Studies on speech perception have tended to focus on sound as the only cue. In speech sciences, we usually talk about phonemes in terms of sounds, and we think of the ‘speech signal’ as being acoustic, mainly. But sound isn’t the only cue that listeners get! There’s a whole wide world of visual information available: movements in mouth, gestures, eye contanct, and so on. This study examines the effect of video on the perception of sounds from another language, and comparing the perceptions of listeners with and without footage of the speaker’s mouth moving. This is almost exactly what I tried to do in my MA thesis, although I was looking more at training effects.
Navarra and Soto-Faraco have a good amount of theoretical backing for the idea that mouth movements ought to be helpful, and their experimental design is really clean and understandable. It doesn’t seem to have a ton of citations, but for my research, this paper is about as close to an ideal source as I could get!
It’s pretty reasonable to think that mouth movements should be helpful in perceiving speech sounds, but why should that be, exactly. One of the very popular models of speech perception, the “motor theory”, argues that listeners translate the sounds they hear into movements in the tongue, lips and jaw, and the awareness of those movements allows them to reproduce the sounds they hear. Another, more recent model, the Fuzzy Logical Model of Perception, says that speech perception is really more about combining a few different signals, visual and auditory, to make up a stream of speech. But the idea hasn’t been much applied to second languages.

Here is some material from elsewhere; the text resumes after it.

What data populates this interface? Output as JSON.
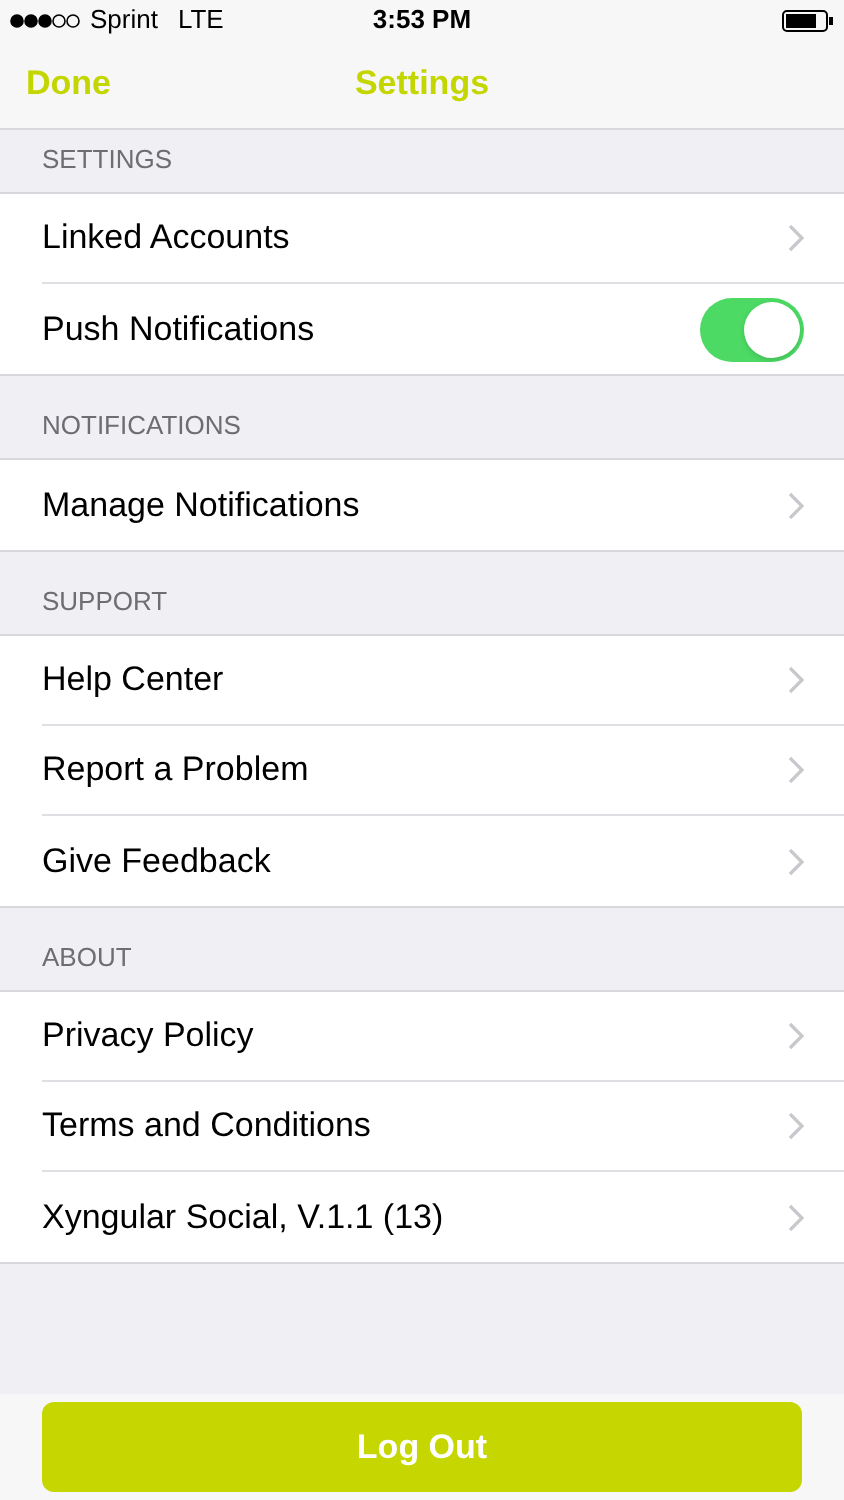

In this experiment, Navarra and Soto-Faraco gathered up Spanish/Catalan bilinguals, and had them listen to sounds that are separate in Catalan but the same in Spanish. Spanish has just five vowels, and only one mid-front vowel, /e/. Catalan differentiates /e/ and /ɛ/, with /e/ a little higher up than /ɛ/. Spanish-dominant bilinguals heard them all as a Spanish /e/ sound without video, but with the addition of video, they became much more capable of distinguishing the two Catalan vowel sounds.
What does that mean for second language phonology? Well, it challenges the idea that learners can’t tell similar sounds apart. Under Best’s Perceptual Assimilation Model, this distinction ought to be one of the more difficult ones to make, since learners are asked to divide one category in their native language into two separate categories. Video gives them the ability to divide them, so the addition of that extra signal must make the difference a lot more salient. As Flege’s Speech Learning Model points out, learners need to be able to differentiate at least some of the acoustic differences to start making new categories, but perhaps in this case video is able to support learners when they can’t pick up the acoustic qualities that differentiate two sounds.
As for my own research, I’m planning on looking at something that the others bring up in the very last line of the paper:
In practical terms, however, what remains an important implication of our results is that they demonstrate the critical contribution that visual speech gestures can have in accurately perceiving, and possibly acquiring, second languages.
Navarra and Soto-Faraco have demonstrated that video helps learners perceive new sounds, at least between Spanish and Catalan. What remains to be seen is whether a training program that uses video can help learners acquire the sounds more rapidly, accurately, or easily that audio-only training. I’m working on the training app now, so wish me luck!
 Liberman, A. M.; Cooper, F. S.; Shankweiler, D. P.; Studdert-Kennedy, M. (1967). “Perception of the speech code”. Psychological review 74 (6): 431–461.
 Massaro, D. W. (1987). Speech perception by ear and eye. In B. Dodd& R. Campbell (Eds.), Hearing by eye: The psychology of lip-reading (pp. 53–83). London, England UK: Lawrence Erlbaum Associates, Inc.